Market intelligence for international student recruitment from ICEF
29th Jul 2025

Nearly 30 Canadian language programmes closed in Q1, marking the “sharpest decline in the sector’s history”

Short on time? Here are the highlights:
  • Roughly 13% of Canada’s language training programmes ceased operations in the first quarter of this year
  • This follows a sharp decline in enrolment in 2024 amidst a flurry of significant changes in policy settings in the Canadian immigration system

The peak body for Canada’s language training sector is sounding the alarm. Languages Canada reports that more than 13% of Canada's accredited English and French language education programmes closed in the first quarter of 2025 alone, marking the "sharpest decline in the sector's history."

That amounts to 29 programmes that have ceased trading – 18 private centres, and another 11 affiliated with public institutions – with roughly 350 jobs lost as a result. The wider economic impact is larger still, with an estimated 3,300 jobs indirectly affected.

"Canada's immigration system has become unpredictable and unwelcoming," said Gonzalo Peralta, executive director of Languages Canada. "Students and their families now see Canada as too risky, and institutions are finding that Official Languages programmes are no longer financially viable."

Languages Canada describes a "dramatic decline" in the sector over the last several years. Member-provided data reveals that between 2023 and 2024 alone, the number of students enrolled in language studies in Canada fell by -18% and student weeks by -21%.

As recently as 2019, Canada's language training providers accounted for CDN$6.7 billion in economic impact and supported 75,000 jobs. Only five years later, in 2024, that estimated impact was reduced to CDN$3.7 billion and 35,000 jobs.

A separate advisory from the peak body elaborates on those jobs figures: "Sector-wide, there has been a 44% decrease in teaching staff and a 35% decrease in support staff between 2019 and 2024 (includes full time, part time and seasonal positions, based on member-reported data).
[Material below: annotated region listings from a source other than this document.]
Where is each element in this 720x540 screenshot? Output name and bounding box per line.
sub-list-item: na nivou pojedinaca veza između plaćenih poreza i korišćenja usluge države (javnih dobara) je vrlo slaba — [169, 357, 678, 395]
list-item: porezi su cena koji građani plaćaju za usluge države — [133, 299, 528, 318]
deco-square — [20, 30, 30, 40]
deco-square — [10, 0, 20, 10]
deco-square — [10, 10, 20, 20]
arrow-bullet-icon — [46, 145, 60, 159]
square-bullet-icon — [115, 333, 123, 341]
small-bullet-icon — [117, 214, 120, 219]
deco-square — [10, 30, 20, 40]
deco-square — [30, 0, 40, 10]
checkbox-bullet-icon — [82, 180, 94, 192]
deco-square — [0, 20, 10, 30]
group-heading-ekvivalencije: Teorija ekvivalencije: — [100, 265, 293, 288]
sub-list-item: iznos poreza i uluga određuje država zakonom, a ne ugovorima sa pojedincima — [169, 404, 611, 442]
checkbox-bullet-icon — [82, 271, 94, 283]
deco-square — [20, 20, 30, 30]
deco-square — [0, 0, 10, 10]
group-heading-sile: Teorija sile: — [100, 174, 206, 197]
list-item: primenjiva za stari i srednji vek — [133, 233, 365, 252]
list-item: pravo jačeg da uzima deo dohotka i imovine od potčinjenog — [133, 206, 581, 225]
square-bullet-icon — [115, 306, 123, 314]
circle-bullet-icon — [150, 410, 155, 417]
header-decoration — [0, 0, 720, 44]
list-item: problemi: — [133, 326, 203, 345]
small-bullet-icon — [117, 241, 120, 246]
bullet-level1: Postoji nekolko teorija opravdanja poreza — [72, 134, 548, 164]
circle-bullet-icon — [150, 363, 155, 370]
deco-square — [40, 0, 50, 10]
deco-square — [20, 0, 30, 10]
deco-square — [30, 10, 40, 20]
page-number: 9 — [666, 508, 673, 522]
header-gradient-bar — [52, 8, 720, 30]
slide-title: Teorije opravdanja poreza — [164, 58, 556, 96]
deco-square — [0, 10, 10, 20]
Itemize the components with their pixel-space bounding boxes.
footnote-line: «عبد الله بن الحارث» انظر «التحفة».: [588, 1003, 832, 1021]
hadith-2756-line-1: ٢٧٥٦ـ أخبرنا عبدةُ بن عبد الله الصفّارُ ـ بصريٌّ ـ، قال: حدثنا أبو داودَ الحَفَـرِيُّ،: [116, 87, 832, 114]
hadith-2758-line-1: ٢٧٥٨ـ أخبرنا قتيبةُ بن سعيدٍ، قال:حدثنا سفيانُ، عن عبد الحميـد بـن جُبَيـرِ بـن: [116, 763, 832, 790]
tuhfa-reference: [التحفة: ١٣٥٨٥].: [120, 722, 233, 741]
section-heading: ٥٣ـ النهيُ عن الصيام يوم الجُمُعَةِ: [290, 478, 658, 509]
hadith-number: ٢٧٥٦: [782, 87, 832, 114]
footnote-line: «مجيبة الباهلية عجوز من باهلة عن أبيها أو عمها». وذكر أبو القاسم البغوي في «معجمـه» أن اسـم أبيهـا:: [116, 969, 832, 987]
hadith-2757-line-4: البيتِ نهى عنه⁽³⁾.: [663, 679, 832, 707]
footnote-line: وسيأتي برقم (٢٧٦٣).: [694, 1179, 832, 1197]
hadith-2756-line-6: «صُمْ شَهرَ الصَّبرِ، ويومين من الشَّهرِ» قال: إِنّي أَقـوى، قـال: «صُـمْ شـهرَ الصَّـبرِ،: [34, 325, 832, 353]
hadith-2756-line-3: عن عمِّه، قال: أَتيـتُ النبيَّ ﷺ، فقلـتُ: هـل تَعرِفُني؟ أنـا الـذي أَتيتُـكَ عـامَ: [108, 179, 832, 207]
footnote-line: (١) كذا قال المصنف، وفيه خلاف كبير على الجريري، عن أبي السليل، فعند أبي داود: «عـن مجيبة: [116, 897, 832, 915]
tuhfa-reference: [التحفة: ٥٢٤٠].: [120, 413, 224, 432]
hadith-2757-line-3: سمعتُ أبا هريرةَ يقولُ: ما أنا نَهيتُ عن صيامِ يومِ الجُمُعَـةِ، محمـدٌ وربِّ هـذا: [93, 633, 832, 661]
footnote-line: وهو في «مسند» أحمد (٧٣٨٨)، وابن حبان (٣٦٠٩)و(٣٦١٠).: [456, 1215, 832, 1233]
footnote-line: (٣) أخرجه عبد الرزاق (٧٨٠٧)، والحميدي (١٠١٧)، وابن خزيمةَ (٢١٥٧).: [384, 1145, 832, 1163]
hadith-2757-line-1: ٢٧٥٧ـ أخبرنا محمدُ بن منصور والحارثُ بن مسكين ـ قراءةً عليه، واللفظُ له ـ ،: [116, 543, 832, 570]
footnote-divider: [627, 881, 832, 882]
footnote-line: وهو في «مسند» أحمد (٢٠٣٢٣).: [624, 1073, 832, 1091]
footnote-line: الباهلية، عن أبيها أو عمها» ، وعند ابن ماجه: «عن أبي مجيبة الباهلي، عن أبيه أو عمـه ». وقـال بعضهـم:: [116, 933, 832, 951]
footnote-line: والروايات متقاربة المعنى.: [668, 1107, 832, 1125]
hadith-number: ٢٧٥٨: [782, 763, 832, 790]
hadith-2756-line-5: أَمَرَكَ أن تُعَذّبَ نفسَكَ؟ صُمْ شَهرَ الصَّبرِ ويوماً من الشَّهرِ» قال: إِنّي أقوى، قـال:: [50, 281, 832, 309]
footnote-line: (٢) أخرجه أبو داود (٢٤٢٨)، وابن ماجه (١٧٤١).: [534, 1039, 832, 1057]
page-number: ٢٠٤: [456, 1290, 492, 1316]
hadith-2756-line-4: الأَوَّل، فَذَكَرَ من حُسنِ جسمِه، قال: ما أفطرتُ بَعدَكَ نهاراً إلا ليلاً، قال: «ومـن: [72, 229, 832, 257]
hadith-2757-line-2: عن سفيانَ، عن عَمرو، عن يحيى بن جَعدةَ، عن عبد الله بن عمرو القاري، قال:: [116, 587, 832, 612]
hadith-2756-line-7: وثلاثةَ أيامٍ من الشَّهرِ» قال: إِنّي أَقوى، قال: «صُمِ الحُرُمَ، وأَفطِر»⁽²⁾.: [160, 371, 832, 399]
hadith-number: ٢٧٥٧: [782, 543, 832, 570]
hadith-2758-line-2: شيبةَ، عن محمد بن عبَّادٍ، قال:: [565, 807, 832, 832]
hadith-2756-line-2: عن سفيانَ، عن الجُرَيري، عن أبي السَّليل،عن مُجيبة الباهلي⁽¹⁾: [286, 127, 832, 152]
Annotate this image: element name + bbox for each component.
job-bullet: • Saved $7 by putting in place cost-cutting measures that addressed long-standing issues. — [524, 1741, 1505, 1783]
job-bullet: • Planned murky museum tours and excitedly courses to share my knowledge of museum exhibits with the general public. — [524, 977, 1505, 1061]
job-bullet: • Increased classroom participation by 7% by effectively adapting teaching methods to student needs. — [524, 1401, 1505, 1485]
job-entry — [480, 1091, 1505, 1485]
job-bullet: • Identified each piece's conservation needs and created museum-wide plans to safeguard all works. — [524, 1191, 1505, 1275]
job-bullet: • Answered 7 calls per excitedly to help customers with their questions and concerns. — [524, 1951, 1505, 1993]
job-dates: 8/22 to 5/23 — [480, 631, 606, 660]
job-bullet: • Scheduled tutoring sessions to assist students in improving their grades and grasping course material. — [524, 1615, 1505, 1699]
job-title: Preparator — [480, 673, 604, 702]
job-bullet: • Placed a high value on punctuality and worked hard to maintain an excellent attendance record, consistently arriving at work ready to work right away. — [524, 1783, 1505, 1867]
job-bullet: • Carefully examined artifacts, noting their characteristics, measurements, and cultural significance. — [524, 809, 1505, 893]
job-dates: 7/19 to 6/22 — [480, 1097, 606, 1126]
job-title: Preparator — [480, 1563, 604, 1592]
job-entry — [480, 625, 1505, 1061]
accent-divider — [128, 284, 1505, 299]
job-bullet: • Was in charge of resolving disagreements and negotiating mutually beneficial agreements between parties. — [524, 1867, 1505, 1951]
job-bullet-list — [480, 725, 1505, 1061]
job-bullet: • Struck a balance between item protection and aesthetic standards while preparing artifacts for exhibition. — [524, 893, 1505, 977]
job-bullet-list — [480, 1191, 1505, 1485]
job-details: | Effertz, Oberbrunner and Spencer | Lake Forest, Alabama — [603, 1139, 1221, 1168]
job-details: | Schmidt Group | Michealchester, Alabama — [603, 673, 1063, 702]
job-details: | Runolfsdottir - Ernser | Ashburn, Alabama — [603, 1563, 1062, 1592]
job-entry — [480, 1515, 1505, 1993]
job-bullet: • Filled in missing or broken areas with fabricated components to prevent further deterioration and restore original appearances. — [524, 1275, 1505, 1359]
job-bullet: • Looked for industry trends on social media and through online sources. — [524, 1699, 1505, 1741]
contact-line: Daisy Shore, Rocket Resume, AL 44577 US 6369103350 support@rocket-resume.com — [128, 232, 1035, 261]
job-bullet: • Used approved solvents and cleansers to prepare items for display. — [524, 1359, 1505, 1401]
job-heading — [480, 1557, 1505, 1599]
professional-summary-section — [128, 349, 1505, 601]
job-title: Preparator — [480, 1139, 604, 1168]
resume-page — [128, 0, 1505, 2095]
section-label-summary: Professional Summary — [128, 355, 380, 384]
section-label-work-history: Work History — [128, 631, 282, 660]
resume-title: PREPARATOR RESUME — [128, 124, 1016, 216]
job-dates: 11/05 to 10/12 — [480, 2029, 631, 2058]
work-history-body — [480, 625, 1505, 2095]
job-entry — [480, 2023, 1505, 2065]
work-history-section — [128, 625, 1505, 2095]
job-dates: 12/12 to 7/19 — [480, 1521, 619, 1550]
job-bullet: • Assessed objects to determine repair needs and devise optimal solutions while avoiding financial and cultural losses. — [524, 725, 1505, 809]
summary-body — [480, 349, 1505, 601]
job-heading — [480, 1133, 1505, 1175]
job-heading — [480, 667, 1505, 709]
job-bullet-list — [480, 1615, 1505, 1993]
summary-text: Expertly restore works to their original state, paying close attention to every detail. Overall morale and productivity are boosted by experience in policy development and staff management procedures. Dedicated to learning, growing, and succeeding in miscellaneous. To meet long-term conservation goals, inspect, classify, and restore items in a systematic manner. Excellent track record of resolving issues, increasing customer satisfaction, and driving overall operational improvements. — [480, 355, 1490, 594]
The cuts have been more acute in the public sector, which has seen a 60% decrease in teaching staff and 75% decrease in support staff, while those numbers are 32% and 13% for the private sector."

This decline represents, says the association, a "policy crisis of Canada's own making." The disruptive policy settings that have rolled out in Canada over the last 18 months have been well documented but, in 2024 alone, they amounted to 13 major changes to the country's immigration policies and processes for international students.

Those new policy settings were ostensibly made to ease pressures on housing availability and rising costs of living in Canada. Languages Canada notes, however, that, the country's language progammes "were not responsible for housing shortages (most students live with Canadian families during their studies) and did not displace Canadian workers (language students are not allowed to work). Nevertheless, they have borne the brunt of poorly targeted policies."

"The most recent policy change prevents Official Languages students from transitioning smoothly into post-secondary programmes, dismantling long-standing and effective pathways between Canadian institutions," adds the association. "This not only undermines decades of successful collaboration but also puts students and their families in precarious situations."

Drawing on research indicating that international students that complete language programmes before post-secondary studies in Canada have better outcomes, Mr Peralta says, "Language [learning is] national infrastructure. It drives academic success, workplace productivity, and social cohesion. My hope is that our newly elected government asks how Official Languages education can be a strategic advantage to the country, as infrastructure to reaffirm Canadian identity, support productivity in all sectors, and foster inclusive and socially cohesive communities."